The data sgp package allows users to run analyses of student growth percentiles from the R software environment. The package is free and available for Windows, OSX and Linux. It is recommended that users have at least some familiarity with the basic use of R prior to running SGP analyses.
The lower level functions (that do the calculations) in the SGP package, studentGrowthPercentiles and studentGrowthProjections, require WIDE formatted data whereas higher level function (wrappers for the lower level functions) that provide additional functionality, such as creating graphs of student growth percentiles and plotting students on a growth curve, require LONG formatted data. In general, we strongly recommend using LONG formatted data for all operational analyses as much of the capability of the SGP package is built around it.
Student growth percentiles measure a student’s progress on MCAS relative to other students with similar MCAS performance histories.

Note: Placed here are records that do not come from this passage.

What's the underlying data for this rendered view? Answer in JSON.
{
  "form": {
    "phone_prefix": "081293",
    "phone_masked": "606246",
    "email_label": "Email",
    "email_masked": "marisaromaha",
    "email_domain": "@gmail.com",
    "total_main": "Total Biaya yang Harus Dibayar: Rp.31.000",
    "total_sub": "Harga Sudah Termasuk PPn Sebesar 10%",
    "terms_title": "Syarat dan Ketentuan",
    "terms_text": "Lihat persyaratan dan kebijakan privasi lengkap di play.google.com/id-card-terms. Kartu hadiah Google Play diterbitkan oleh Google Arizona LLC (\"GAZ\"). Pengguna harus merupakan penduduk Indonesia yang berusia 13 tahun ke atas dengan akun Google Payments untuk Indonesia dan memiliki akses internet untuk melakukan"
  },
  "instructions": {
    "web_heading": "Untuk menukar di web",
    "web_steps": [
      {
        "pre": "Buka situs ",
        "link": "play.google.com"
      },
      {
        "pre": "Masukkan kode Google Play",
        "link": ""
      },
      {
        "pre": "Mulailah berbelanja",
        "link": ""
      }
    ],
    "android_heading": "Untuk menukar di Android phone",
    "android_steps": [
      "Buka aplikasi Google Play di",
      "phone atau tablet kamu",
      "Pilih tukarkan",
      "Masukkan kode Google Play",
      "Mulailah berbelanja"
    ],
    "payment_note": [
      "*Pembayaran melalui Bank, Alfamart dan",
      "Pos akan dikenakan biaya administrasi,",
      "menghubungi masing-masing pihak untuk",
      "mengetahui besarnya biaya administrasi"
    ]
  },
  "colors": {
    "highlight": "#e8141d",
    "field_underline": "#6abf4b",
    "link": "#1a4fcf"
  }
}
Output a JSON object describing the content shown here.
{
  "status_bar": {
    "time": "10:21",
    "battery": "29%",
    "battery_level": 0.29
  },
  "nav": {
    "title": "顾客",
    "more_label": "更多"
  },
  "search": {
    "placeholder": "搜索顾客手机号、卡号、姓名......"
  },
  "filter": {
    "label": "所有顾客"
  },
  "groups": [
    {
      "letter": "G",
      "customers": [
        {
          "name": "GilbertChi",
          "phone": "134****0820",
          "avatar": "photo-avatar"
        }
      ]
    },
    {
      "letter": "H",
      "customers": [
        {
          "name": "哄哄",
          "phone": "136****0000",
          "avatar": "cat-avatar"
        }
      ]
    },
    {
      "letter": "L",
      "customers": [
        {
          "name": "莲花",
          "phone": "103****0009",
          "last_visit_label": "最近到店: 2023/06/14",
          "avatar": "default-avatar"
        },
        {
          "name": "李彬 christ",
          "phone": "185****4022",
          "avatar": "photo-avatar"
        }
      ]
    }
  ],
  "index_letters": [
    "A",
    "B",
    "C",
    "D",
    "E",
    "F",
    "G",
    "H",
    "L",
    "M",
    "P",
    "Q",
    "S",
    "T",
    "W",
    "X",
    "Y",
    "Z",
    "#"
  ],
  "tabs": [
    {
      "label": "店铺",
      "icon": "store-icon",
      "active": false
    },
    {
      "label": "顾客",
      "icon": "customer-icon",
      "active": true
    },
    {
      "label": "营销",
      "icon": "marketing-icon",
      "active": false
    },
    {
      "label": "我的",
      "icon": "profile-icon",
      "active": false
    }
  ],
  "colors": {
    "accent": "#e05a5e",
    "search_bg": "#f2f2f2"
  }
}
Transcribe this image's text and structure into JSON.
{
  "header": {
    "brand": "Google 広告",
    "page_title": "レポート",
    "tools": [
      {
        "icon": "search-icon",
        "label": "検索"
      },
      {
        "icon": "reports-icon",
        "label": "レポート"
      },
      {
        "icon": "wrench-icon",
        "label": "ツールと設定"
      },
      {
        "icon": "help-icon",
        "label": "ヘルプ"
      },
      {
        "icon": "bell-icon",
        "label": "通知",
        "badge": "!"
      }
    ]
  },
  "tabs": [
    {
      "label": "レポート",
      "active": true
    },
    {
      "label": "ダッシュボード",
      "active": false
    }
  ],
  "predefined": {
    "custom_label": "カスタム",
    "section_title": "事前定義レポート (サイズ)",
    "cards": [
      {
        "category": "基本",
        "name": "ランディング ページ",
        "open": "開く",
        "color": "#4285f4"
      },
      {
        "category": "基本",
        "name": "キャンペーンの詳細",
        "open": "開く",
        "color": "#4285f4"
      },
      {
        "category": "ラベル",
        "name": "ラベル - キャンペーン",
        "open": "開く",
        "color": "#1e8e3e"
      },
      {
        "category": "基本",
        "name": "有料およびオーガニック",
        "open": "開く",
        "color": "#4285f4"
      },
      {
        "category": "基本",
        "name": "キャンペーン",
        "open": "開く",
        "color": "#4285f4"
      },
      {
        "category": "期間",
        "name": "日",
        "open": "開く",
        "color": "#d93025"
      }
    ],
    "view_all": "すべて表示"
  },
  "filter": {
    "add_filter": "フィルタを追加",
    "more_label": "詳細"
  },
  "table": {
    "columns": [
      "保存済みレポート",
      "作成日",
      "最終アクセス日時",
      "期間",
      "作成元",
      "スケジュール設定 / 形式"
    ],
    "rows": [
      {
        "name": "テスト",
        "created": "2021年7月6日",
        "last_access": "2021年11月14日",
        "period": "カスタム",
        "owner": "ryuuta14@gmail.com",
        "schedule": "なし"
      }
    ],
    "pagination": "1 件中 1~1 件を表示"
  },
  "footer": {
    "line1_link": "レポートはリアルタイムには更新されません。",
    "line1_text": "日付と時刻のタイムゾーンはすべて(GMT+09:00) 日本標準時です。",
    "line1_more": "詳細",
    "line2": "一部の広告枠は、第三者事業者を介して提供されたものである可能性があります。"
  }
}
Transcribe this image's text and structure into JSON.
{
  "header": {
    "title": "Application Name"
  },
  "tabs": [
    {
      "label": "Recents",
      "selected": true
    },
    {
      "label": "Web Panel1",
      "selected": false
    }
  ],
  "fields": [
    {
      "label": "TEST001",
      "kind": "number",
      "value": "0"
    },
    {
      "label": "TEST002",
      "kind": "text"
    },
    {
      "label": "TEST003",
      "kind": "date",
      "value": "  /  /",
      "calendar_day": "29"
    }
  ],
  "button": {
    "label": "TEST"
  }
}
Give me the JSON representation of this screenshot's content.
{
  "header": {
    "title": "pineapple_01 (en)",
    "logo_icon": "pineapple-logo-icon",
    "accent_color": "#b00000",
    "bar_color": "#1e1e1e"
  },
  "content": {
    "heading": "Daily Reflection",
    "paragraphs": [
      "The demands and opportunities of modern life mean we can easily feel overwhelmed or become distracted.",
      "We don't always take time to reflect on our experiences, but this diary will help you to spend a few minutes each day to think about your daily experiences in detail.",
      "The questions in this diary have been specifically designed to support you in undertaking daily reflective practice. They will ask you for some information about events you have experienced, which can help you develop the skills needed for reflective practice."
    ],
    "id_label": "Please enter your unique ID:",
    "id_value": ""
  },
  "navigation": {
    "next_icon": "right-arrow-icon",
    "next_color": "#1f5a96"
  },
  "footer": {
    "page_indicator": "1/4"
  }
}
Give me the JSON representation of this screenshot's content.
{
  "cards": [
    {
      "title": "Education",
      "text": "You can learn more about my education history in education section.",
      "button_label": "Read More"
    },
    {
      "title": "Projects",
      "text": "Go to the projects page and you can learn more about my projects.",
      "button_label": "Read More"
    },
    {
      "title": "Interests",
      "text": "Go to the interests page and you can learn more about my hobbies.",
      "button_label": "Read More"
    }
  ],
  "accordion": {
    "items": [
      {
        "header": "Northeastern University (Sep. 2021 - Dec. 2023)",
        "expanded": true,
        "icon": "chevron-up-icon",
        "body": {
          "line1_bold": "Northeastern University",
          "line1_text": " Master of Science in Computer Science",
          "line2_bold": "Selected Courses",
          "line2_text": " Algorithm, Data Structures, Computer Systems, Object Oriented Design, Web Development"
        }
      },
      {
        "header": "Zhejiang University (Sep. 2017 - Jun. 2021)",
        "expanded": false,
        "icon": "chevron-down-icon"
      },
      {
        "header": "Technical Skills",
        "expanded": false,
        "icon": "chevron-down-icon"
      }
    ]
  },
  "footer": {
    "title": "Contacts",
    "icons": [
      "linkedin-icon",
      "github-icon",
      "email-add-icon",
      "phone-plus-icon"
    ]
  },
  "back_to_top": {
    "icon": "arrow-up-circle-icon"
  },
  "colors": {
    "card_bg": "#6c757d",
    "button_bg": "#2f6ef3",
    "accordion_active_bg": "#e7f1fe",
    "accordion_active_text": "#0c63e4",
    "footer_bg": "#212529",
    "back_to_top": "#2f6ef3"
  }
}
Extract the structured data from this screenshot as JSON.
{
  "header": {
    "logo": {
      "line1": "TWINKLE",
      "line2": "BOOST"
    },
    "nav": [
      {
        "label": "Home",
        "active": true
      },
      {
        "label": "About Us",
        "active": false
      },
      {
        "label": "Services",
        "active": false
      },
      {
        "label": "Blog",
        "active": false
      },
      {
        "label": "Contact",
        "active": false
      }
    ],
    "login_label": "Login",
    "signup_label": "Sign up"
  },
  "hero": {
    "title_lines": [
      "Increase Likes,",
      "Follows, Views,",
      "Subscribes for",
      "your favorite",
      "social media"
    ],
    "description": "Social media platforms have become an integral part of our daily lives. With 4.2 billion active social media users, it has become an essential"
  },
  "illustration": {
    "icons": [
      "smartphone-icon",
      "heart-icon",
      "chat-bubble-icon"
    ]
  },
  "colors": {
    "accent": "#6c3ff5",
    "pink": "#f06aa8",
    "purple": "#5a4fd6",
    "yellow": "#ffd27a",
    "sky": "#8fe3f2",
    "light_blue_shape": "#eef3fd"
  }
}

They are defined for each student as the percentage of students whose scores on the most recent test section fall within a range extending from the 90th percentile to the 0th percentile, with higher numbers representing greater relative growth.
In order to construct a reliable estimate of a student’s current growth percentile, DESE must have a complete and valid record of a student’s MCAS scores in grades 4, 5, 6, and 8, as well as the previous grade-level tests of that student. When the previous year’s MCAS score falls below a minimum threshold for acceptable quality, growth is not reported.
A number of factors can affect the accuracy of student growth percentiles, including estimation errors in both the previous and current test scores used to calculate the growth percentile. These errors are a natural part of the measurement process and would be present even if the test scores were perfect measures of latent achievement traits.
While a student’s growth may be an important indicator of their success, it is important to note that students who achieve high raw scores on previous test sections will also receive a relatively high SGP due to their relative performance. This can lead to a false sense of security for high performing students, as they may notice that their SGP is very close to their highest score. In fact, a large amount of relative growth is required for a student to achieve a higher SGP than their highest score.